JoAnn is a self-proclaimed perfectionist, but doesn’t consider herself to be the stuffy, up-tight kind. She’s more of a casual perfectionist, hence the name of her website. She tries her hardest to focus on the positive, learn from the negative, and laugh at both. In fact, she is a firm believer in the notion that if you haven’t laughed today, you weren’t really paying attention.
I’ll never forget Claire’s first trip to the doctor’s office for a shot she would actually remember. It was October 2007, right in the midst of flu shot season, and I wasn’t sure how things would go. At 22-months old, Claire was exponentially more mobile than she was last time. We’d always been really lucky when it came to shots, so I was hoping this time would be no different.
When Claire was a baby, I never hesitated in getting her fully vaccinated on the schedule that our pediatrician had recommended. As a mother, it tugged at my heart to see the momentary flash of pain in her eyes, but it was quickly replaced by her beautiful smile, and I knew it was worth it.
I was so thankful to have access to these vaccines. The thought of protecting my child from the deadly diseases that had plagued my relatives only a generation before was worth it. Knowing that by getting my child vaccinated, she wouldn’t contract and pass along one of those preventable diseases to someone younger or unprotected was worth it.
Still, this was going to be the first time she’d actually remember getting a vaccine, and I wanted it to go well.
That morning, I set the scene. “Guess where we get to go today! We get to go to the doctor’s office, and he’s going to give you a flu shot. He’s going to give you a shot in the arm. And, it will feel like a poke!” I said as I lightly pinched her upper arm. “Momma’s going to get a flu shot too, and she’s going to get a poke in the arm, just like Claire!”
“The doctor’s gonna poke my arm!” she said excitedly. “The doctor’s gonna poke Momma’s arm!” She didn’t understand that there could be pain involved with a poke in the arm, but I let her run with it. Any chance to go on an adventure was exciting, and I was hoping to use that excitement to my advantage.

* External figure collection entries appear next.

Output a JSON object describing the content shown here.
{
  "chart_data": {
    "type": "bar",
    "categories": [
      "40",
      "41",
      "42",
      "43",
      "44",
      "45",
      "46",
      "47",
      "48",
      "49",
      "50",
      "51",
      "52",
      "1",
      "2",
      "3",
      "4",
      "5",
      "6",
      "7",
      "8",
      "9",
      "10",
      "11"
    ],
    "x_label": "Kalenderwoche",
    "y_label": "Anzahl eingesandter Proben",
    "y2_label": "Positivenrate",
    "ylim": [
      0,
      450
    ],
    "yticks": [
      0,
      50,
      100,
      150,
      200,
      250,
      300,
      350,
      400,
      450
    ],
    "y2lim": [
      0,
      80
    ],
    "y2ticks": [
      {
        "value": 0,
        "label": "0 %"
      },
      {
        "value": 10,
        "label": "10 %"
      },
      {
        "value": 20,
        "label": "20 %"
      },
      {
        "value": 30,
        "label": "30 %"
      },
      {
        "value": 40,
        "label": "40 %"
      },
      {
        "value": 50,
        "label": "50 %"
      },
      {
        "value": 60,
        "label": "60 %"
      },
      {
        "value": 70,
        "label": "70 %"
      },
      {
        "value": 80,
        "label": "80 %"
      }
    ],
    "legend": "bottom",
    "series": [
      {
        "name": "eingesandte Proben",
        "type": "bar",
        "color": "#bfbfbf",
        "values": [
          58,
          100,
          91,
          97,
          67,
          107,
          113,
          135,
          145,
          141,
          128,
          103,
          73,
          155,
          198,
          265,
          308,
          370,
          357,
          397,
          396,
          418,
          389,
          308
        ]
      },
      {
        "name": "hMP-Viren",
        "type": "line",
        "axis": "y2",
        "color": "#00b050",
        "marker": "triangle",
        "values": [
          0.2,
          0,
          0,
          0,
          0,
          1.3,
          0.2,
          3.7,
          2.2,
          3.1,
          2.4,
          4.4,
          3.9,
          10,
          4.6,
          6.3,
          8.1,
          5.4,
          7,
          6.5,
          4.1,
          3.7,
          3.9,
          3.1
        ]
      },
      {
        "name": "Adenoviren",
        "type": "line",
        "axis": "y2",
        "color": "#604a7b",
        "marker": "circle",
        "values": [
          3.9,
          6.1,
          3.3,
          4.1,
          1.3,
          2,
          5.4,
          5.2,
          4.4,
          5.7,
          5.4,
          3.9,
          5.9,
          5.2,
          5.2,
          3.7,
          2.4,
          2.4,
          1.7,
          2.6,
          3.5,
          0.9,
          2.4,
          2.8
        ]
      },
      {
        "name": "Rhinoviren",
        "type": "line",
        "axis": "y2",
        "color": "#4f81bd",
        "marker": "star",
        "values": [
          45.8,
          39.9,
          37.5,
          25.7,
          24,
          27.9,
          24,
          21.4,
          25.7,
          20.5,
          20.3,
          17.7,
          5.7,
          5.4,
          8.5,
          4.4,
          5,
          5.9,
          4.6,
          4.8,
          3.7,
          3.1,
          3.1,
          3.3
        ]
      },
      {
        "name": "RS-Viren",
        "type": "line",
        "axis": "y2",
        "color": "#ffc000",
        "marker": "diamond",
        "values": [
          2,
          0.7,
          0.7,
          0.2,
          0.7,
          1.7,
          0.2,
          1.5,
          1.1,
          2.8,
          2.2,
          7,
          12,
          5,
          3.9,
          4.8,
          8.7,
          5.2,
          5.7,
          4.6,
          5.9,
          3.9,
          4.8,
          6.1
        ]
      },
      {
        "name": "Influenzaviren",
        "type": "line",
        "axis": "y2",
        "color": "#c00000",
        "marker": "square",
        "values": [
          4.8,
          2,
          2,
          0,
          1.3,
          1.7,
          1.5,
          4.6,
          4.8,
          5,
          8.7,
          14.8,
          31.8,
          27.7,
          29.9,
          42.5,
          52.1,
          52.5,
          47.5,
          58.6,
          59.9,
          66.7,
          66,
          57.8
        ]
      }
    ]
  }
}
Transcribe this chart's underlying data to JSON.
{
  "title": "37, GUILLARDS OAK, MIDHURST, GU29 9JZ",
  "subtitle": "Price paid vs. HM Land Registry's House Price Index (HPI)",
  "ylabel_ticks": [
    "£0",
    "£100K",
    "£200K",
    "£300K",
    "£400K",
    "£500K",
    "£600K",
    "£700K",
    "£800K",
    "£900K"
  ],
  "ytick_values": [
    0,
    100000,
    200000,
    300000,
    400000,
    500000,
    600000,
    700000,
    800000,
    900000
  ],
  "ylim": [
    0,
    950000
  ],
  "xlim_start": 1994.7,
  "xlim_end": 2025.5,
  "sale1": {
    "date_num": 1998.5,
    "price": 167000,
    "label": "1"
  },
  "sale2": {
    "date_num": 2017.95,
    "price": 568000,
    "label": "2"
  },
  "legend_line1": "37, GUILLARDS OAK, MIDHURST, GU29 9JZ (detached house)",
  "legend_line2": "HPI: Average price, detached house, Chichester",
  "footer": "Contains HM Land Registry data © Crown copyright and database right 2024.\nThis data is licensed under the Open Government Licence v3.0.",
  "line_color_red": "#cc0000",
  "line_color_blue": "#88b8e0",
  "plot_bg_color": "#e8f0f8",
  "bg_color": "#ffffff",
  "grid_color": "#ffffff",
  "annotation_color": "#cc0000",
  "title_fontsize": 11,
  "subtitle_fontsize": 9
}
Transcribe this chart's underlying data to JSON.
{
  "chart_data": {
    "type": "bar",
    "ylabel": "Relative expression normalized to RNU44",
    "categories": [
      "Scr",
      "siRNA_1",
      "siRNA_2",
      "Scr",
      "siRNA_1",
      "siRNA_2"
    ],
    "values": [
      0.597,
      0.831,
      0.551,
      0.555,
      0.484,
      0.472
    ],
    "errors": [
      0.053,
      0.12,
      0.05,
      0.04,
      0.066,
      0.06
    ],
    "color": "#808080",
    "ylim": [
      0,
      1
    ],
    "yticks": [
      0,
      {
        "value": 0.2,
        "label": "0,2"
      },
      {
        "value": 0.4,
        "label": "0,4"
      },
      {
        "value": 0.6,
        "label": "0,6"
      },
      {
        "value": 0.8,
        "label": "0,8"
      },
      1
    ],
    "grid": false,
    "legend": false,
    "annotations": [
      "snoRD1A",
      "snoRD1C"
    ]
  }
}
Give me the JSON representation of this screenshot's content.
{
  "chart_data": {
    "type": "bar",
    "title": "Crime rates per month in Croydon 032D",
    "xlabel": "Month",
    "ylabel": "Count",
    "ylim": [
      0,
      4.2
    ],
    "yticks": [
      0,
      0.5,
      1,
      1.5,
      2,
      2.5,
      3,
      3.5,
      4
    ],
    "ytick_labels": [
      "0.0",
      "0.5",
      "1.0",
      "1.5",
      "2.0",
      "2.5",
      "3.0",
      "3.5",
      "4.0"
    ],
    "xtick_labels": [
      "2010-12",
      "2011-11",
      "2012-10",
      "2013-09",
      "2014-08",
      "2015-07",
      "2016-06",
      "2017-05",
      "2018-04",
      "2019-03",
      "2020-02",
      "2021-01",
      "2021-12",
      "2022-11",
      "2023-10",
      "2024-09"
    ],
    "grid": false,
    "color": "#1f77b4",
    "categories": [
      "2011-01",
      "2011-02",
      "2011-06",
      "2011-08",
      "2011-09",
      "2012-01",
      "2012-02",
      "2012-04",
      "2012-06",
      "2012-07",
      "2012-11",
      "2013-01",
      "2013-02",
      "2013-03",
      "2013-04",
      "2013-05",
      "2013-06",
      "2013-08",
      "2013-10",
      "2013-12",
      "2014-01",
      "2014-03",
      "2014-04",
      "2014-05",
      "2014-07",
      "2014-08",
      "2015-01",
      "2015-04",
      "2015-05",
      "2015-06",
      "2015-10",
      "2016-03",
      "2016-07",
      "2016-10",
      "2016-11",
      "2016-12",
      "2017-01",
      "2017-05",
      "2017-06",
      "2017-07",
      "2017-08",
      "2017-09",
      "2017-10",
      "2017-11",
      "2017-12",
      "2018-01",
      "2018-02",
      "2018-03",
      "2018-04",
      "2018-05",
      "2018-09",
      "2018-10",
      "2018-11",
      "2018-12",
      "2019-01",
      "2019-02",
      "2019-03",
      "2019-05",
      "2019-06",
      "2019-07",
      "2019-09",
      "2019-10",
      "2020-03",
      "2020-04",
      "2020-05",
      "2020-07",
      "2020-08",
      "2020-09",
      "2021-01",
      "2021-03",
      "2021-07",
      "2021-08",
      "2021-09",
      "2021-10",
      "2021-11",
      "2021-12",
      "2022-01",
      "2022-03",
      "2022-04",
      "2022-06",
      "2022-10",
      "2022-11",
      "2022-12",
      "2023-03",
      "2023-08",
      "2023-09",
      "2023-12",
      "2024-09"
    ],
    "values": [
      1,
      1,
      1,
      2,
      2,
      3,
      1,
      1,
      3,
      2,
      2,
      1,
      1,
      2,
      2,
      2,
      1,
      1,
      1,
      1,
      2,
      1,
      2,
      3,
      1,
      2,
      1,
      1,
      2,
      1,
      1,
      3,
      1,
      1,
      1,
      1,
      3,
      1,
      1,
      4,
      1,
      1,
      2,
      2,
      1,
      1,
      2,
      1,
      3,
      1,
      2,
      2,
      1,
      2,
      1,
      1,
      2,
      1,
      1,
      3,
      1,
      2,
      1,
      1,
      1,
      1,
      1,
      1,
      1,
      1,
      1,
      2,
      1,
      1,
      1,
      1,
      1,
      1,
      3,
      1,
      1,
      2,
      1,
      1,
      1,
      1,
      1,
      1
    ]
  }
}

When we got to the office, she didn’t want to wait for me to fill out the paperwork, and she headed down the hallway with one of the little chairs. “I’m gonna go see the doctor! He’s gonna poke my arm!” she yelled as she pushed the chair through the doorway. Luckily, I was able to retrieve her before she got too far.
Claire’s excitement was nearly as contagious as the toys over on the “sick kid” side of the waiting room, and this was quite entertaining for the receptionists. They certainly didn’t see this every day.
Because this was a “Flu Shot Clinic,” there were lots of people in line with us. “The doctor’s gonna poke my arm!” Claire told a little girl waiting in line in front of us. Claire didn’t understand why this was so upsetting to the little girl who now had a look of shocked panic on her face. “Oh yes. We’re really excited about getting our flu shots,” I said to the little girl and her mother. What else could I do?
Then, it was our turn. The nurse called, “Next!” and Claire dragged me into the room. “Hurry, Momma! Hurry! The doctor’s gonna poke my arm!”
I got my shot first, and then it was Claire’s turn. It took three seconds, and she didn’t even flinch! She was all smiles and even thanked the nurse. The nurse gave her a big yellow smiley face sticker. As Claire was clutching her newest prized possession she said, “The doctor poke’d my arm! The doctor poke’d Momma’s arm! I got a sticker!!”
Over the years, our experience has remained the same, and I am glad that the hardest part about getting a vaccine is containing our excitement while waiting in line.